Think of code as a fortress. Leaving name and age exposed is inviting trouble. Refactoring with the Encapsulate Field technique builds defensive walls. We make these fields private, then create controlled gateways called getters and setters. These guards check incoming data, ensuring it's valid and secure before letting it through. The result? A code fortress protected from unwanted access and data mayhem!

  1. Replace magic numbers with constants: Hardcoded values can be replaced with constants for improved readability and easier modification.

Example:

Tfunction calculateShippingCost(distance: number) {
  if (distance > 500) {
    return 20 + 0.5 * distance;
  } else {
    return 10 + 0.3 * distance;
  }
}

Before Refactoring

const BASE_SHIPPING_COST = 10;
const DISTANCE_MULTIPLIER = 0.3;
const LONG_DISTANCE_THRESHOLD = 500;
const LONG_DISTANCE_SURCHARGE = 10;
const LONG_DISTANCE_MULTIPLIER = 0.5;

function calculateShippingCost(distance: number) {
  if (distance > LONG_DISTANCE_THRESHOLD) {
    return BASE_SHIPPING_COST + LONG_DISTANCE_SURCHARGE + LONG_DISTANCE_MULTIPLIER * distance;
  } else {
    return BASE_SHIPPING_COST + DISTANCE_MULTIPLIER * distance;
  }
}

After Refactoring

  1. Code with Many Awaits: Utilize Promise.all to wait for multiple promises simultaneously, improving performance.

Example:

async function fetchDataSequentially() {
  const userData = await fetchUserData();
  const productData = await fetchProductData();
  const orderData = await fetchOrderData();

  // Process combined data
  processData(userData, productData, orderData);
}

Before Refactoring

async function fetchDataConcurrently() {
  const [userData, productData, orderData] = await Promise.all([
    fetchUserData(),
    fetchProductData(),
    fetchOrderData()
  ]);

  // Process combined data
  processData(userData, productData, orderData);
}

After Refactoring

Promise.all streamlines handling multiple promises, executing them concurrently instead of waiting for each one sequentially. This often improves performance, especially for independent tasks like fetching data from different APIs. It's like sending out multiple couriers simultaneously instead of waiting for each one to return before dispatching the next, potentially saving time and boosting efficiency.
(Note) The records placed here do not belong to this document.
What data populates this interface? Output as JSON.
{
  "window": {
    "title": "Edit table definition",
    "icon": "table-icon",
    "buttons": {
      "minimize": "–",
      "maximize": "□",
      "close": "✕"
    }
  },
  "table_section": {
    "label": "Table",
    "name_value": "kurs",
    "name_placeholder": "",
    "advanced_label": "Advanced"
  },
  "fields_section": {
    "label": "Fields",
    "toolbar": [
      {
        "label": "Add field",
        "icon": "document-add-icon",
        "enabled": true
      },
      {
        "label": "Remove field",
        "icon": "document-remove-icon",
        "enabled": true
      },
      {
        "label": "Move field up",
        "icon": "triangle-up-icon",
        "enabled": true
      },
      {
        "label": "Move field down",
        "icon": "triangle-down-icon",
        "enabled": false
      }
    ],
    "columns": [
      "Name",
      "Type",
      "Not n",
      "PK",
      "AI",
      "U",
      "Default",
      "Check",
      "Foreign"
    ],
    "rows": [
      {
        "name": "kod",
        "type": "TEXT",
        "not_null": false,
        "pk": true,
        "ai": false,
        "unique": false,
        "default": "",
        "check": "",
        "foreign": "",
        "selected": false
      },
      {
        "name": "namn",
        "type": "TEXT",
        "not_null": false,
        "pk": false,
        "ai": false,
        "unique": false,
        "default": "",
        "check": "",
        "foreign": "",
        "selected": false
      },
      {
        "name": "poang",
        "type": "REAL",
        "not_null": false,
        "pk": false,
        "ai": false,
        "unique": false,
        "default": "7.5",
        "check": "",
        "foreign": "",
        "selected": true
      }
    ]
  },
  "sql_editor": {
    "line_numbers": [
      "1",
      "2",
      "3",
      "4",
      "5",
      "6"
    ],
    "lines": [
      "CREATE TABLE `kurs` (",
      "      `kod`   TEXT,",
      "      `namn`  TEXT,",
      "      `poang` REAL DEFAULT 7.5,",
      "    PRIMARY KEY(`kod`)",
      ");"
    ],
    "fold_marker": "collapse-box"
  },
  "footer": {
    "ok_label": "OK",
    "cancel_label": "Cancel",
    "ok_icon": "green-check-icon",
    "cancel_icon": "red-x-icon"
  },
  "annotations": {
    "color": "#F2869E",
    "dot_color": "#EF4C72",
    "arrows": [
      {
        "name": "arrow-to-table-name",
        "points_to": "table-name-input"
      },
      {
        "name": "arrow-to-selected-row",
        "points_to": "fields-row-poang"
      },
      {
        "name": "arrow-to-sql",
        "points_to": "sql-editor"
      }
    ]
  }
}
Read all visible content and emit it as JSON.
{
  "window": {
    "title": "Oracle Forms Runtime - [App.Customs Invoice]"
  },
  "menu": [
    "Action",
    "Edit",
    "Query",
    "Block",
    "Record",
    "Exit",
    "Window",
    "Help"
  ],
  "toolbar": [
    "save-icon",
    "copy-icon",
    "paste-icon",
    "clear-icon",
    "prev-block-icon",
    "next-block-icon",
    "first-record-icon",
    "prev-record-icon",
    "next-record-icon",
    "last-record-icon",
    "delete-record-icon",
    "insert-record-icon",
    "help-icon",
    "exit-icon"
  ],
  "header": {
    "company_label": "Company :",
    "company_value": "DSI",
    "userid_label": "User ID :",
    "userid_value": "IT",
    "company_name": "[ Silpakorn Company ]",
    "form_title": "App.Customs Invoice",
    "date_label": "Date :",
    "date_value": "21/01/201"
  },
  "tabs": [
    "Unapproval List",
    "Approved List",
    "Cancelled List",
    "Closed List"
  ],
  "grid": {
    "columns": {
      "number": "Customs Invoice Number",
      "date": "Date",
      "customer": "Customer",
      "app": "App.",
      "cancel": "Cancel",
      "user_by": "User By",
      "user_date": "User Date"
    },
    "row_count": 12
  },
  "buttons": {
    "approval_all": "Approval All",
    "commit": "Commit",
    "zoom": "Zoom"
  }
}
  1. Multiple Database Calls: Consider batching multiple calls together or using libraries like axios-batch for efficient data retrieval. Batching multiple database calls reduces network overhead and improves performance by sending requests in a single batch instead of individually. Libraries like axios-batch simplify this process, potentially reducing round-trip times and speeding up data retrieval. It's like sending a single, well-packed shipment instead of multiple couriers, minimizing travel time and streamlining information delivery.

Example:

import axios from 'axios';
import axiosBatch from 'axios-batch';

const batch = [
  axios.get('/api/users'),
  axios.get('/api/products'),
  axios.get('/api/orders')
];

axiosBatch(batch)
  .then(results => {
    const [userData, productData, orderData] = results.map(response => response.data);
    // Process combined data
    processData(userData, productData, orderData);
  })
  .catch(error => {
    // Handle errors
  });

Code Example of multiple database calls

  1. Duplicate Code: SonarQube can identify and suggest solutions for eliminating duplicate code and improving code structure and maintainability.

Conclusion

Refactoring is a valuable tool for enhancing the quality and maintainability of your codebase. Incorporating the techniques and extensions highlighted in this blog can improve your code and advance your development process. It's important to acknowledge that Refactoring is an ongoing effort, so don't hesitate to regularly review your code and make necessary enhancements. Embrace the opportunity to continuously refine your code and elevate your development practices.